Department of Early Discovery Biochemistry, Genentech Inc., South San Francisco, CA 94080, USA; Department of Discovery Chemistry, Genentech Inc., South San Francisco, CA 94080, USA.
Department of Structural Biology, Genentech Inc., South San Francisco, CA 94080, USA.
Structure. 2018 Jan 2;26(1):72-84.e7. doi: 10.1016/j.str.2017.11.010. Epub 2017 Dec 14.

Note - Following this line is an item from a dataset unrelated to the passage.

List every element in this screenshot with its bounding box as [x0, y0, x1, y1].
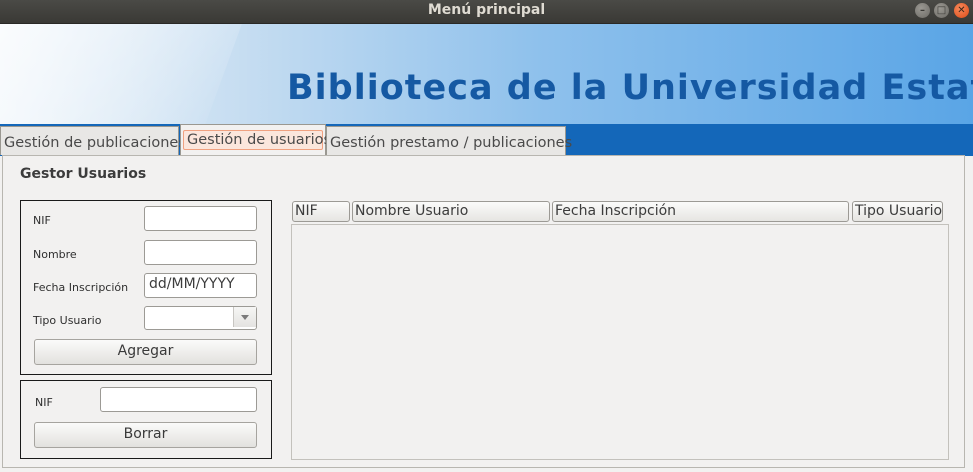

Ubiquitin-specific protease 7 (USP7) deubiquitinase activity is controlled by a number of regulatory factors, including stimulation by intramolecular accessory domains. Alone, the USP7 catalytic domain (USP7cd) shows limited activity and apo USP7cd crystal structures reveal a disrupted catalytic triad. By contrast, ubiquitin-conjugated USP7cd structures demonstrate the canonical cysteine protease active-site geometry; however, the structural features of the USP7cd that stabilize the inactive conformation and the mechanism of transition between inactive and active states remain unclear. Here we use comparative structural analyses, molecular dynamics simulations, and in silico sequence re-engineering via directed sampling by RosettaDesign to identify key molecular determinants of USP7cd activation and successfully engineer USP7cd for improved activity. Full kinetic analysis and multiple X-ray crystal structures of our designs indicate that electrostatic interactions in the distal "switching loop" region and local packing in the hydrophobic core mediate subtle but significant conformational changes that modulate USP7cd activation.
泛素特异性蛋白酶 7(USP7)去泛素化酶活性受到许多调节因子的控制,包括分子内辅助结构域的刺激。单独的 USP7 催化结构域(USP7cd)显示出有限的活性,而无辅因子的 USP7cd 晶体结构显示出破坏的催化三联体。相比之下,连接有泛素的 USP7cd 结构表现出典型的半胱氨酸蛋白酶活性位点几何形状;然而,稳定非活性构象的 USP7cd 的结构特征以及在非活性和活性状态之间转变的机制仍不清楚。在这里,我们使用比较结构分析、分子动力学模拟以及通过 RosettaDesign 的定向采样进行的计算序列重新设计,来确定 USP7cd 激活的关键分子决定因素,并成功设计出用于提高活性的 USP7cd。我们的设计的完整动力学分析和多个 X 射线晶体结构表明,远端“开关环”区域的静电相互作用和疏水区的局部堆积介导了微妙但显著的构象变化,从而调节 USP7cd 的激活。